Het opspuiten op de polikliniek gebeurt onder plaatselijke verdoving. Dit betekent dat u geen narcose krijgt, maar dat het strottenhoofd tijdelijk verdoofd wordt. Het strottenhoofd wordt met een aantal injecties in de hals verdoofd zodat het opspuiten van de stemband(en) niet pijnlijk is. Door de verdoving wordt het gevoel tijdelijk uitgeschakeld en voelt de keel dik aan. Vervolgens wordt er met behulp van “fiberlaryngoscopie” (een dun slangetje met een kleine camera) door de neus naar de stembanden gekeken zodat de KNO-arts kan zien wat er tijdens het opspuiten gebeurt. De KNO-arts zal dan met een spuit met dunne naald door de hals de stembanden opvullen. Tijdens het opspuiten is het van belang dat u probeert om niet te slikken. De gehele procedure duurt gemiddeld een kwartier. Het daadwerkelijke opspuiten een paar minuten. 

Wat zijn de risico's, bijwerkingen of complicaties?

Er bestaat een klein risico op een nabloeding. Daarom worden de stembanden 1 uur na de ingreep voor dat u naar huis gaat nogmaals gecontroleerd.  

Nazorg

Welke specifieke nazorg kunnen wij bieden?

Controle

Twee weken na het opspuiten heeft u een telefonische controle. In enkele gevallen is het effect van de behandeling nog onvoldoende en kan gekozen worden om de behandeling te herhalen. 

Waar moet u op letten na uw onderzoek/behandeling?
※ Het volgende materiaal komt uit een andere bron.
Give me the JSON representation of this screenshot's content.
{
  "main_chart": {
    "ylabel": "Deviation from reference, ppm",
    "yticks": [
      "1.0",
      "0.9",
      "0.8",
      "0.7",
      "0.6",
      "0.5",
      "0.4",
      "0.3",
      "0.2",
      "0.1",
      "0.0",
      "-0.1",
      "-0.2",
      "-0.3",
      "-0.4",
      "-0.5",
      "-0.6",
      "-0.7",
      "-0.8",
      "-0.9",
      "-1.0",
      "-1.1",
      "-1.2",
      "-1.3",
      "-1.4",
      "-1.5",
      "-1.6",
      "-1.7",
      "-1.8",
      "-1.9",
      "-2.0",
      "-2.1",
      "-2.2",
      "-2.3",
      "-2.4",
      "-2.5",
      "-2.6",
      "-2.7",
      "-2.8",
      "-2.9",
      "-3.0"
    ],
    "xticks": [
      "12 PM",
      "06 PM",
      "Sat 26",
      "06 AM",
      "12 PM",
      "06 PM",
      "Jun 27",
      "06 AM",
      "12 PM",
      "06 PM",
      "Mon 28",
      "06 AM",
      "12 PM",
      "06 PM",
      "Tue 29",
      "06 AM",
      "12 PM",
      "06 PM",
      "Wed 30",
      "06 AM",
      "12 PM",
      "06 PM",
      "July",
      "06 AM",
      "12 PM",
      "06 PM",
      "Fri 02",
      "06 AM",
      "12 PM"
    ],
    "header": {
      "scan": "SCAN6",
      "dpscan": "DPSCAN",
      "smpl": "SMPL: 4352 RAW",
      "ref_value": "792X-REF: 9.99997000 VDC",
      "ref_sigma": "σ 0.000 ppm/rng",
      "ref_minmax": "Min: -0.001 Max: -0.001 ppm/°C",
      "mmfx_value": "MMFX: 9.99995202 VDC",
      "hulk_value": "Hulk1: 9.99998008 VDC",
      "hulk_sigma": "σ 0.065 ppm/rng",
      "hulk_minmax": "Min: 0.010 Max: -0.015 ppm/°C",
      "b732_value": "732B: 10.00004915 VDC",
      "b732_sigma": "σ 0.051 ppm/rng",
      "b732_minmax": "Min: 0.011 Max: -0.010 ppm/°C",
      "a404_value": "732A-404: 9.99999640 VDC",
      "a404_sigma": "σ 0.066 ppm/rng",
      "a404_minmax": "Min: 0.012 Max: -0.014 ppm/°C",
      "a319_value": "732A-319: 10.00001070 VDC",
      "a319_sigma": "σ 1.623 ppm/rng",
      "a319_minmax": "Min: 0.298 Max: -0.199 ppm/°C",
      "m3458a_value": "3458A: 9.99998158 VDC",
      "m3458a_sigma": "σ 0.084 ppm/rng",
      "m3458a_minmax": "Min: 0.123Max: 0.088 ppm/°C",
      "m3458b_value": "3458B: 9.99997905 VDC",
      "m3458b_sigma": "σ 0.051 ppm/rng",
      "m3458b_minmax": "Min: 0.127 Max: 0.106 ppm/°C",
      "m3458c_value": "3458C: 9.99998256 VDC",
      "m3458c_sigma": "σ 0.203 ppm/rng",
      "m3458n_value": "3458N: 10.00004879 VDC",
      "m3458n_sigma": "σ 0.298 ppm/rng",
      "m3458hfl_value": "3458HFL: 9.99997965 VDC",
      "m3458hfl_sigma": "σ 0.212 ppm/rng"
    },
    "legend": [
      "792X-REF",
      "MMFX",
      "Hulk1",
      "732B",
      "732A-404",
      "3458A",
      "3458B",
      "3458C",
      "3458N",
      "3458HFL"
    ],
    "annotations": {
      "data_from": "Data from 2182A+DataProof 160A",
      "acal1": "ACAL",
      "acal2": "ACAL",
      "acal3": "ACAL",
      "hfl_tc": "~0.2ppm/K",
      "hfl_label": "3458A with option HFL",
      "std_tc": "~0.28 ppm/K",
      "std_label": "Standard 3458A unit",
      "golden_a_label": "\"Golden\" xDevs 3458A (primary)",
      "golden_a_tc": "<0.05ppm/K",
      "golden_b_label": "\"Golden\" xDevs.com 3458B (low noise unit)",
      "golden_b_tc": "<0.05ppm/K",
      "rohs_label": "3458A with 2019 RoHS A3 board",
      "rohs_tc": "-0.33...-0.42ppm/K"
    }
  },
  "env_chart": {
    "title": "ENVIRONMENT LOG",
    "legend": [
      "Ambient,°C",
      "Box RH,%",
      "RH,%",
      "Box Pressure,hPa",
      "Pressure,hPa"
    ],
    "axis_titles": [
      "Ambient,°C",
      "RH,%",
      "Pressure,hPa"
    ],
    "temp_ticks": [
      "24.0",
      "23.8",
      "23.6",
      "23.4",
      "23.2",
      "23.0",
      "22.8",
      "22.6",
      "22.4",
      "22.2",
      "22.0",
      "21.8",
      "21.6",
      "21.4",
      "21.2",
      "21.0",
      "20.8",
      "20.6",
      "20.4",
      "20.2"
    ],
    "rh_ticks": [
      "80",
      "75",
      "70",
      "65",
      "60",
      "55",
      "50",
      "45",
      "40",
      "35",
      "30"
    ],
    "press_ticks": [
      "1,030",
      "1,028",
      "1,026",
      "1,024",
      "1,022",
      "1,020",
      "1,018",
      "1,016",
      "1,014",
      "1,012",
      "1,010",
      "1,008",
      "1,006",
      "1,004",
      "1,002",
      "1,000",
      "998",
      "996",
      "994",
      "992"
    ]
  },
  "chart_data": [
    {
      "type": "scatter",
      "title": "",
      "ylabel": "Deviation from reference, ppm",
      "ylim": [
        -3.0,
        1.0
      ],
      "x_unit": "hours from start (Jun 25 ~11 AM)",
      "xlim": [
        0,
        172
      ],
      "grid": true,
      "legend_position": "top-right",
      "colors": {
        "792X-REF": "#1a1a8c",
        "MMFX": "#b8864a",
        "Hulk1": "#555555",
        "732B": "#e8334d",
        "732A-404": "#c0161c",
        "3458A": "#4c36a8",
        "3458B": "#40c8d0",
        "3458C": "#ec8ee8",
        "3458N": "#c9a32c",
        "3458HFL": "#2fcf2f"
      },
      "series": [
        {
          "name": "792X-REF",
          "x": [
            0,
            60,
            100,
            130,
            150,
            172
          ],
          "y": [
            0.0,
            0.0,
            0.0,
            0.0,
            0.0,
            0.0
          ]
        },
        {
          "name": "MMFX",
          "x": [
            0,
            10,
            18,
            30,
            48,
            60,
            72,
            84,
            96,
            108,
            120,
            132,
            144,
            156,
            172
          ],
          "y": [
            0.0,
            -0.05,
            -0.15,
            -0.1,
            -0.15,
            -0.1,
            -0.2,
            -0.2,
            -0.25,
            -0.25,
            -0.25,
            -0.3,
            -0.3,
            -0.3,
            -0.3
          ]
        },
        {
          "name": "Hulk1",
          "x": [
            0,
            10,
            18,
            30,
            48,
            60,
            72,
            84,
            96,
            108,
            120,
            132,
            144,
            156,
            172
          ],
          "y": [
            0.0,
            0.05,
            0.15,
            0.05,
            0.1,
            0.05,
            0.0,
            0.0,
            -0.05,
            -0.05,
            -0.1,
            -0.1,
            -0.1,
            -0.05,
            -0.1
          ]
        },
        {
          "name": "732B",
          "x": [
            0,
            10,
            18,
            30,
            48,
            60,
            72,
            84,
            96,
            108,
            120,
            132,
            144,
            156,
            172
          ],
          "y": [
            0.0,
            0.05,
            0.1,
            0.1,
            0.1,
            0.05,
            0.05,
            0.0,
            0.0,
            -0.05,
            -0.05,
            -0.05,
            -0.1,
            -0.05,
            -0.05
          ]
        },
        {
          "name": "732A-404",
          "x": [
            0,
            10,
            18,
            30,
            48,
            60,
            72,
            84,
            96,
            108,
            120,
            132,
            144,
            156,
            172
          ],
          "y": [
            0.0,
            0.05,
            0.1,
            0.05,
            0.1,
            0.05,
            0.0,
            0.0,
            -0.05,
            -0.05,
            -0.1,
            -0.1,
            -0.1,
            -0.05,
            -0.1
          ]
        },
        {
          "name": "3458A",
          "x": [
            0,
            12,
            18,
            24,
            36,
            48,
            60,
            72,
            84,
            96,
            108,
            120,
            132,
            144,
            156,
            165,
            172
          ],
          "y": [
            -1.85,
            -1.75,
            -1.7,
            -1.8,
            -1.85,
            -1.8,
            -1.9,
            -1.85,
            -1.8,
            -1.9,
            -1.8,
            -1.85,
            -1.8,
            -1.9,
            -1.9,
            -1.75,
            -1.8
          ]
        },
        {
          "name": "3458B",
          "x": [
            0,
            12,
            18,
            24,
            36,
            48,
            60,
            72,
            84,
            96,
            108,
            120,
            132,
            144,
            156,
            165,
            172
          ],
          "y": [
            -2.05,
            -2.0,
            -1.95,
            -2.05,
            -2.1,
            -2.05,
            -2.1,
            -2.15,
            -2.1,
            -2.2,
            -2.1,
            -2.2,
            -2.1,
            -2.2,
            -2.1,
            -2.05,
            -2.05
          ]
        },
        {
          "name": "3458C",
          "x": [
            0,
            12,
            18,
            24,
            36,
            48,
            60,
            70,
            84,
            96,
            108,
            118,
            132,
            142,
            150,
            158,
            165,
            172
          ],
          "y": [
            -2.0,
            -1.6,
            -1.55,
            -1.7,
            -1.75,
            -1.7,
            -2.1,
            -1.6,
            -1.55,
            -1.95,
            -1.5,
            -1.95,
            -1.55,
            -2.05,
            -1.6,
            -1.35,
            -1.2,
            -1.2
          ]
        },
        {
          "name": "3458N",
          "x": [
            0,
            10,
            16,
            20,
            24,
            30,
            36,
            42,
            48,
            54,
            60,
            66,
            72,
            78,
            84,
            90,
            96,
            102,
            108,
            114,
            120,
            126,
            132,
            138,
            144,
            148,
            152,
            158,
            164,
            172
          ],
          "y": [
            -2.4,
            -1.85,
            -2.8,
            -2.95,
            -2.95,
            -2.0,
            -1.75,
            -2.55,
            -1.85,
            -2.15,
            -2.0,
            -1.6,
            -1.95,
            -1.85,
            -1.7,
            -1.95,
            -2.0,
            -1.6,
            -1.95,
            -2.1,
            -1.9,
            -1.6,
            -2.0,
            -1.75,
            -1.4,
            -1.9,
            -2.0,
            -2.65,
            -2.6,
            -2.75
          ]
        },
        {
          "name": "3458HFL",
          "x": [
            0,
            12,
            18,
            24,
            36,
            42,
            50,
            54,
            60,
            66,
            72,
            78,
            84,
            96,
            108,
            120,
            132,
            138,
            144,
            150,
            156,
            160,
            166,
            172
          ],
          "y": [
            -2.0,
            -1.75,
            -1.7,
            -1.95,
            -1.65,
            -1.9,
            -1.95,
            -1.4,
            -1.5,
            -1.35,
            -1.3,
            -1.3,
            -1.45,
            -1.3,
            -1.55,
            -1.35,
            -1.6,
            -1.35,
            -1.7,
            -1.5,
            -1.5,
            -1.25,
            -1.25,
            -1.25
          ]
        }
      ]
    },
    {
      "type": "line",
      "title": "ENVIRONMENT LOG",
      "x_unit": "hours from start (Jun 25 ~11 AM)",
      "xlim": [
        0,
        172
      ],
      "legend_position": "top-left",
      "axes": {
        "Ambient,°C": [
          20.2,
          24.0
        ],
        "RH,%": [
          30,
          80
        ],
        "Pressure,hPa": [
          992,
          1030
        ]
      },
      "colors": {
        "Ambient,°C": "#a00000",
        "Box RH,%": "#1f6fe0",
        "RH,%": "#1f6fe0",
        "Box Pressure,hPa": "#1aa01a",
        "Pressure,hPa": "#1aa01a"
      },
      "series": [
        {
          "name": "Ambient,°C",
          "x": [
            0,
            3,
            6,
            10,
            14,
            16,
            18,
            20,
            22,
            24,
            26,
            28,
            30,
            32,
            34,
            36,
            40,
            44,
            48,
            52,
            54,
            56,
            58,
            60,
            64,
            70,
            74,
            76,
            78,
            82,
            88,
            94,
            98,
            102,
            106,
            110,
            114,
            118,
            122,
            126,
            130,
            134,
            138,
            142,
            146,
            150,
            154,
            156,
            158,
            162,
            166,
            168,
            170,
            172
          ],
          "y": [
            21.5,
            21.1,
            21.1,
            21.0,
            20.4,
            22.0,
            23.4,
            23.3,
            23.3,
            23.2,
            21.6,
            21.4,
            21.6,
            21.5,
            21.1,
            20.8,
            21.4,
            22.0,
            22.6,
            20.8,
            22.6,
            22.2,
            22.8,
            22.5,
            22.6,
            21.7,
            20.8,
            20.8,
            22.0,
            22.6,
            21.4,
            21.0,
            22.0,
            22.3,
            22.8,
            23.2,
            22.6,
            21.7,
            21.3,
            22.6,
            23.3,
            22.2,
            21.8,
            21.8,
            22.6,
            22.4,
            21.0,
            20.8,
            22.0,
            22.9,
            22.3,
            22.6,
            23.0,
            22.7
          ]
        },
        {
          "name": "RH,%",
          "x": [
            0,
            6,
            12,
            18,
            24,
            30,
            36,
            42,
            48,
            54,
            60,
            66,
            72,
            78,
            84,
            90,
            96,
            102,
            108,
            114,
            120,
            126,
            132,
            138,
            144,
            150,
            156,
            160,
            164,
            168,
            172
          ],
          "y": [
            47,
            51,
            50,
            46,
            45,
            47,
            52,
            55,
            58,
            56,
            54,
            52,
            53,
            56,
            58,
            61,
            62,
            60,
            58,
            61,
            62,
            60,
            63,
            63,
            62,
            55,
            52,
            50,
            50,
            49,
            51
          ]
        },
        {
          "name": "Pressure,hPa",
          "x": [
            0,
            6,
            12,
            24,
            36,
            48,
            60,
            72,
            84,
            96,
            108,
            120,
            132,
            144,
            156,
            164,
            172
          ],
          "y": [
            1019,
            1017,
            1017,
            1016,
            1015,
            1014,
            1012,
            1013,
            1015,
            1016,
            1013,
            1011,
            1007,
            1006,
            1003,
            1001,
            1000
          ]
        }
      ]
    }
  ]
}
Het kan zijn dat u de eerste dagen na het opvullen van de stemband een slechtere stem heeft. Dit heeft te maken met het verspreiden van het vulmiddel in de stemband. Ook moet het vulmiddel goed gaan meetrillen met de stembanden. Om ervoor te zorgen dat u zo min mogelijk klachten heeft is het belangrijk dat u veel praat en dat u de oefeningen van de logopedist die u na de ingreep meekrijgt 2 keer per dag uitvoert (5 minuten per keer).  

Meer informatie

Contactgegevens van de betrokken poliklinieken

Mocht u nog vragen hebben kunt u contact opnemen met de polikliniek Keel-, Neus- en Oorheelkunde op het telefoonnummer 071-526 8020. 

Overig

Vraag en Antwoord

  • Ik heb het gevoel dat er iets in mijn keel zit, maar krijg het niet weg gekucht?
    Wat u voelt is het vulmiddel dat in uw stemband zit. In het begin kunt u dit voelen. Vaak went u hier snel aan als u weet wat er aan de hand is. Probeer niet te kuchen. 
  • De KNO arts heeft verteld dat er een kleine bloeding is ontstaan tijdens het opspuiten, is dit erg?
    In principe hoeft dit geen probleem te zijn. Het kan wel betekenen dat het iets langer duurt voordat uw stem verbetert. 
  • Na het opspuiten word ik steeds benauwder, wat moet ik doen?
    Als u merkt dat u benauwd wordt of dat u ademhaling hoorbaar wordt (stridor) is het van belang dat u zo spoedig mogelijk naar de poli Keel-, Neus- en Oorheelkunde komt, zodat er gekeken kan worden of er nog voldoende ruimte is om te ademen. Het kan namelijk zijn dat er door een nabloeding een zwelling in de keel ontstaat die de luchtweg kan bedreigen. Indien u te ver van het LUMC af woont kunt u het beste met deze folder naar de eerste hulp van het dichtstbijzijnde ziekenhuis gaan.  
  • Mijn stem is na het opspuiten slechter, wat nu?
    Het kan voorkomen dat de stem tijdelijk slechter wordt. Dit heeft ermee te maken dat het middel in de stemband zich nog moet verspreiden en dat de stemband nog stijver is. Het is daarom van belang dat u veel spreekt en tweemaal daags de oefeningen van de logopedist doet.  
  • Mijn stem klinkt zo gespannen, hoe komt dat?
    Doordat de stembanden eerst niet goed tegen elkaar konden komen heeft u zichzelf aangeleerd om relatief veel kracht te zetten tijdens het spreken. Nu de stemband is opgevuld komen de stembanden veel makkelijker tegen elkaar. Als u dezelfde kracht als voorheen gebruikt tijdens het spreken klinkt de stem geknepen. Probeer daarom meer ontspannen te spreken.